5. ГЛИНЯНЫЕ ЛЮДИ
Однажды я заметил: воды в реке стало совсем мало, всюду желтели пески, на середине реки обнажались кошки - песчаные острова, затопляемые в прилив. Дни были настолько жаркими и душными, что и на мездре оленьей шкуры даже ночью не было спасу. Мы с Васей ходили на лайду и увидели, что все лужи и мелкие озёра высохли до дна, заросли густой болотной травой. Большое озеро возле домов, называемое Бабьим морем, тоже высохло, и темно-голубая глина его дна разлопалась, как лёд на озерах в трескучие морозы. Ид сякни - плавунки, которыми ещё совсем недавно кишела лайда, куда-то исчезли. За много дней удачной охоты мы впервые возвращались домой только с двумя плавунками. У меня не было трофея. Вася дал мне одного плавунка, сказал, чтобы руки не пустовали, и, грустные, мы шли к поселку - не хотелось даже разговаривать.

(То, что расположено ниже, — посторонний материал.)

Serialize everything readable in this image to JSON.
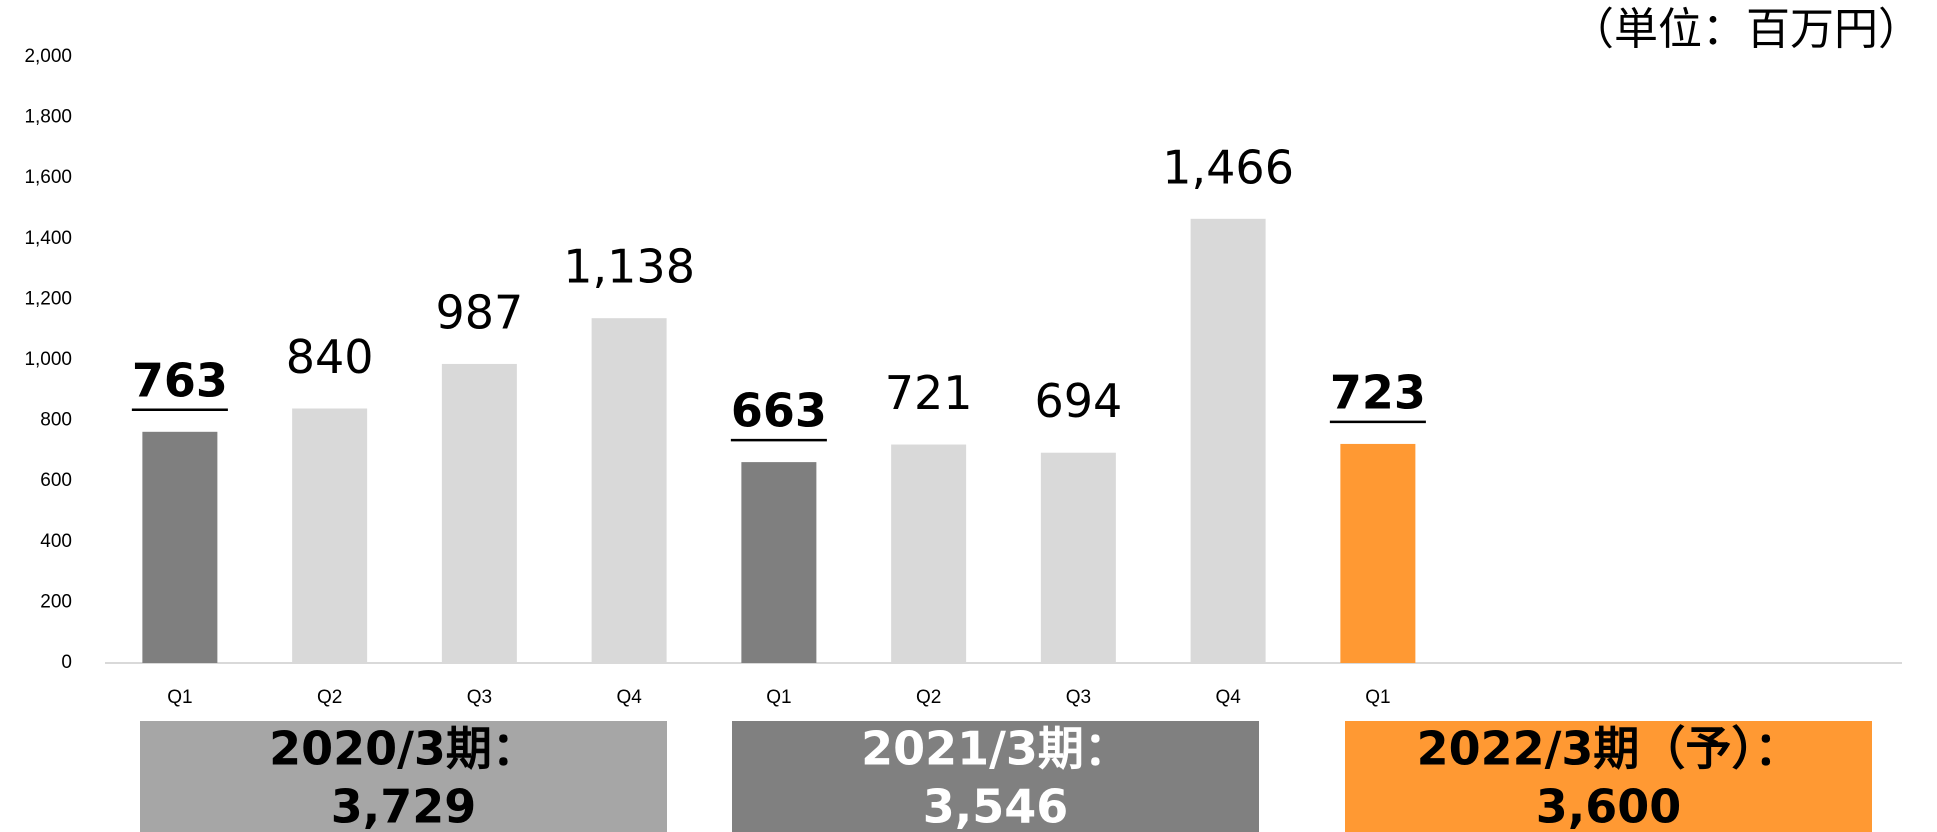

- Ты, Василей, не очень-то горюй: такое уж охотничье дело, - первым нарушил молчание Вася. - Сегодня нет, завтра будет. А лайда и Бабье море в каждое, даже не такое сухое лето высыхают к середине Комариного месяца. Ид сякця без воды не живет. Да и что теперь ид сякци? Сустуи. Кожа да кости! А вот мара сякця сейчас - что ком жира. От одного десятка вкусный суп выйдет - пальчики оближешь! Теперь как раз на них пора охотиться. Это ведь так: воды нет, значит мара сякця будет. Эту птицу не так-то легко взять, но здесь я самые лучшие места кормежки знаю. Это - песчаная коса за глиняной протокой, что возле вашего чума. Об этом как-то я уже говорил тебе, в день встречи. Но это - ладно. Мара сякцю, брат, палкой или луком не возьмешь. Правда, луком ещё можно, но это - трата времени, попадется два-три кулика - разве добыча?
- Чем же тогда брать? Руками, что ли? - отрезал я ехидно, потому что меня раздражало его долгое тарахтенье.

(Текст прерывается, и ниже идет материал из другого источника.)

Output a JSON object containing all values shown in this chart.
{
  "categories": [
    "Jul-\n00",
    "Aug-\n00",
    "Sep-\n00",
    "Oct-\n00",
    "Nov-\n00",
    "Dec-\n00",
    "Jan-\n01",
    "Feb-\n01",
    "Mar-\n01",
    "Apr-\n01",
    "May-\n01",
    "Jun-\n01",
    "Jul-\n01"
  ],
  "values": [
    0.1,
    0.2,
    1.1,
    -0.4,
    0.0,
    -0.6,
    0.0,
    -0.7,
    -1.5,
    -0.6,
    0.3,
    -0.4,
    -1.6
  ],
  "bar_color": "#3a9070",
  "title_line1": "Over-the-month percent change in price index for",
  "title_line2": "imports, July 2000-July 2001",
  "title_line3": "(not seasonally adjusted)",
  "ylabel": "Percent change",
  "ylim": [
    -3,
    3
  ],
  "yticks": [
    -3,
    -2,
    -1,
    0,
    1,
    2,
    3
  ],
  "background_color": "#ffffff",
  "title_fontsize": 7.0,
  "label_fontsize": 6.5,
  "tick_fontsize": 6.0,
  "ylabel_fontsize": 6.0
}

- Хэ! Рука-ами! - удивленно взглянул на меня Вася. - Руками, брат, ничего не возьмешь. Но ты слушай. Мы сначала пойдем к нашим поселковым рыбакам на тони, где ловят камбалу. Ты это, наверно, видел: в сетях вместе с рыбой приходит много однобоких костяных червей. Это - лучшее лакомство мара сякци! Можно целое ведро костяных червей набрать.
- Хфрр!.. - меня всего передернуло, как только вспомнил этих червей, даже внутри что-то вроде бы перевернулось.

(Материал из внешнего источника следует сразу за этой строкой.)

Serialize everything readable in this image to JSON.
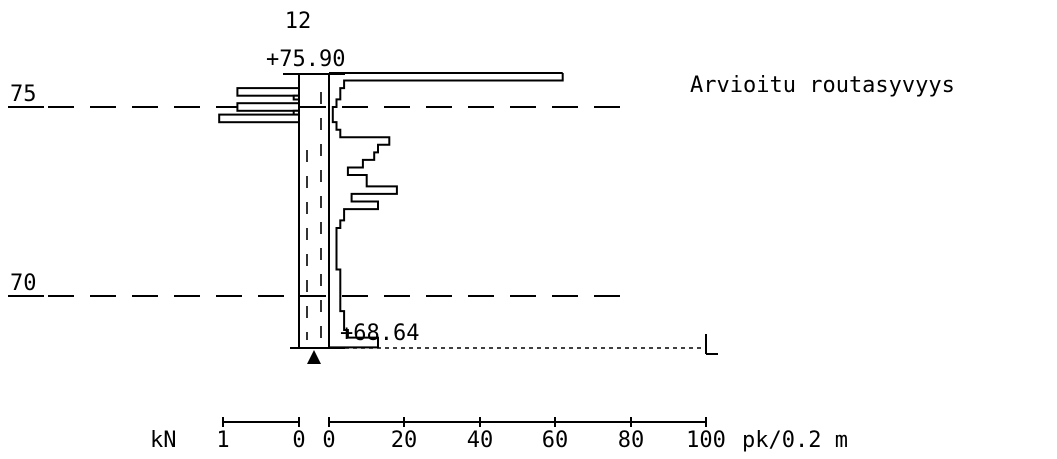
{
  "point_id": "12",
  "top_label": "+75.90",
  "bottom_label": "+68.64",
  "frost_label": "Arvioitu routasyvyys",
  "axis": {
    "kn_label": "kN",
    "kn_ticks": [
      "1",
      "0"
    ],
    "pk_ticks": [
      "0",
      "20",
      "40",
      "60",
      "80",
      "100"
    ],
    "pk_unit": "pk/0.2 m"
  },
  "elevation_lines": [
    {
      "label": "75",
      "elevation": 75
    },
    {
      "label": "70",
      "elevation": 70
    }
  ],
  "chart_data": {
    "type": "step",
    "top_elevation": 75.9,
    "bottom_elevation": 68.64,
    "pk_per_02m": [
      [
        75.9,
        75.7,
        62
      ],
      [
        75.7,
        75.5,
        4
      ],
      [
        75.5,
        75.2,
        3
      ],
      [
        75.2,
        75.0,
        2
      ],
      [
        75.0,
        74.6,
        1
      ],
      [
        74.6,
        74.4,
        2
      ],
      [
        74.4,
        74.2,
        3
      ],
      [
        74.2,
        74.0,
        16
      ],
      [
        74.0,
        73.8,
        13
      ],
      [
        73.8,
        73.6,
        12
      ],
      [
        73.6,
        73.4,
        9
      ],
      [
        73.4,
        73.2,
        5
      ],
      [
        73.2,
        72.9,
        10
      ],
      [
        72.9,
        72.7,
        18
      ],
      [
        72.7,
        72.5,
        6
      ],
      [
        72.5,
        72.3,
        13
      ],
      [
        72.3,
        72.0,
        4
      ],
      [
        72.0,
        71.8,
        3
      ],
      [
        71.8,
        71.5,
        2
      ],
      [
        71.5,
        70.7,
        2
      ],
      [
        70.7,
        70.1,
        3
      ],
      [
        70.1,
        69.6,
        3
      ],
      [
        69.6,
        69.1,
        4
      ],
      [
        69.1,
        68.9,
        5
      ],
      [
        68.9,
        68.64,
        13
      ]
    ],
    "kn_bars": [
      [
        75.5,
        75.3,
        0.81
      ],
      [
        75.3,
        75.2,
        0.07
      ],
      [
        75.1,
        74.9,
        0.81
      ],
      [
        74.9,
        74.8,
        0.07
      ],
      [
        74.8,
        74.6,
        1.05
      ]
    ]
  }
}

- Вот этих червей мы и соберем. А ловить будем силками. У меня их очень много, из конского волоса. Ими я весной пуночек ловлю, а летом - мара сякцей. Силки поставим точно так, как на пуночек.
Смысл Васиных слов долго доходил до меня:
- Силки?.. Как на пуночек?!
- Да. А что? - не меньше меня удивился Вася.
- Так они у меня тоже есть! Силки! И очень много. На плахах они, - обрадовался я. - Мы с сестрой тоже ловили пуночек. Весной.
- Вот и хорошо, - спокойно ответил Вася. - Значит, у нас ещё больше силков будет.
Костяных червей на камбальнице - так называют место, где ловится камбала, - оказалось действительно много, мы их собирали горстями, хотя занятие это мне было не слишком приятно.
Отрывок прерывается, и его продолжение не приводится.